Pondering Seven: You might think I have a thing for Barack, and I do in a way. He is undoubtedly the most interesting politician we have had to look at in some time, probably in my lifetime of 50+ years. Mind you, my observations will not necessarily translate into a vote, but looking at the changes his popularity creates is fodder for all sort of ponderings. This current one, number seven, reflects some pundit's comments that go like this: with the ascendancy of Barack to his place in history--even if it is just giving Hillary a run for her money, folks like the Revs. Jesse Jackson and Al Sharpton will no longer be able to capitalize on their proxy victim roles. Although that may speak truthfully about a purely American phenomenon, I would add that Barack's example could give hope to blacks worldwide. This thought came to me after seeing an interview of Barack's uncle from his humble home in Kenya. The reporter asked the uncle how Barack's presidential race made him feel. The man used the words "pride" and "honor to the family" but his beaming face said it all. How many times have we had a Presidential race when foreign-born relatives are watching the outcome with as much expectancy as the rest of us? How many times have these relatives been black? Thus, Barack, whether he wins the Democratic nomination or not, has changed our grandkid's history books for good. They will now read that America went from segregation to a run for the Presidency without using the race card in the short span of fifty years. What is fact now could not even have been imagined a year ago and that speaks volumes about the evolution of the United States.
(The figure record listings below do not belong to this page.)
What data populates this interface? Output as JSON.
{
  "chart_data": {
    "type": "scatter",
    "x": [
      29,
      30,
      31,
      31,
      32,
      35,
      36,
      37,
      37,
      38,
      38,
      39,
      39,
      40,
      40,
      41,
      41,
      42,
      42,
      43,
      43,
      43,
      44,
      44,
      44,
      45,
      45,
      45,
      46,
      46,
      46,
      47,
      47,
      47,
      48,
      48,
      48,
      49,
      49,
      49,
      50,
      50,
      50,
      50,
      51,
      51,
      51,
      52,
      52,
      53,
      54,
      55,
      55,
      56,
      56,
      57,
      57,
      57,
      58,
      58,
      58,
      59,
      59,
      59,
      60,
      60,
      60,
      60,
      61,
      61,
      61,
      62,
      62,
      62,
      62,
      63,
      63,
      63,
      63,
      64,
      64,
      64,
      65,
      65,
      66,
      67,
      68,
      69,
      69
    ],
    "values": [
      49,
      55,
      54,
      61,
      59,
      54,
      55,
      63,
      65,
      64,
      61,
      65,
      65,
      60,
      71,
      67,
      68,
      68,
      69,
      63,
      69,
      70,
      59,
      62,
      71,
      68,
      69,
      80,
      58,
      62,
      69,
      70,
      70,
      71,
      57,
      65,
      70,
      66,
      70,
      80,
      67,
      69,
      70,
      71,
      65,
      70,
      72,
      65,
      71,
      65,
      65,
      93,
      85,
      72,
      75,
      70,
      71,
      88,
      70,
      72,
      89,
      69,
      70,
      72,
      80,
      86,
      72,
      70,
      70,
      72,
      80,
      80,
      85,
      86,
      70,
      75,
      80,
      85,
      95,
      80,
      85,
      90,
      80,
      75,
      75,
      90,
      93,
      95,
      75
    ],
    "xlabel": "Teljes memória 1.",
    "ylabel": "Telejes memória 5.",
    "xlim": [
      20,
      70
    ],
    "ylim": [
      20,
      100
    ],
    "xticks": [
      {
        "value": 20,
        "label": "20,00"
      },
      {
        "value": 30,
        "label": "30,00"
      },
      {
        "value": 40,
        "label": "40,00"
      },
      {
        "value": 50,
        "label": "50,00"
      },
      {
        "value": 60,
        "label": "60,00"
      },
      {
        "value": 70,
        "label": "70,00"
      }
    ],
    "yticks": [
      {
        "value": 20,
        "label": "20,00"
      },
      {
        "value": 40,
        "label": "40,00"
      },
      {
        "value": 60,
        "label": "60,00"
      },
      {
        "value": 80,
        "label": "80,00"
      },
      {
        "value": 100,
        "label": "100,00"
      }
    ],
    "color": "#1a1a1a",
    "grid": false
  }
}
And finally, Pondering Eight: Diapers-Go-Green was an announcement in this week's TIME magazine (1-21-08, p. 57.) My two kids were raised on clothe diapers, the ones that had to be swished in the toilet, so I read this with interest. Certainly, modern moms would not go back to that obnoxious toilet routine, I thought. Well, I was right and wrong. Modern moms may give up the 27.4 billion disposable diapers that get transported annually to landfills, but they will now be serviced by diaper companies or new improved clothe diapers. These new contrivances have pockets for disposable pads and elastic bands around the legs to keep in the wet and goo, just like the environmentally unfriendly models. My question, what will be next? Tampons, after all women used to use clothe, or toilet paper? Cloth, anyone?
This line of speculation could head straight to the toilet fast, so we will say, "Good evening, and it will be on to more enlightened topics when we return."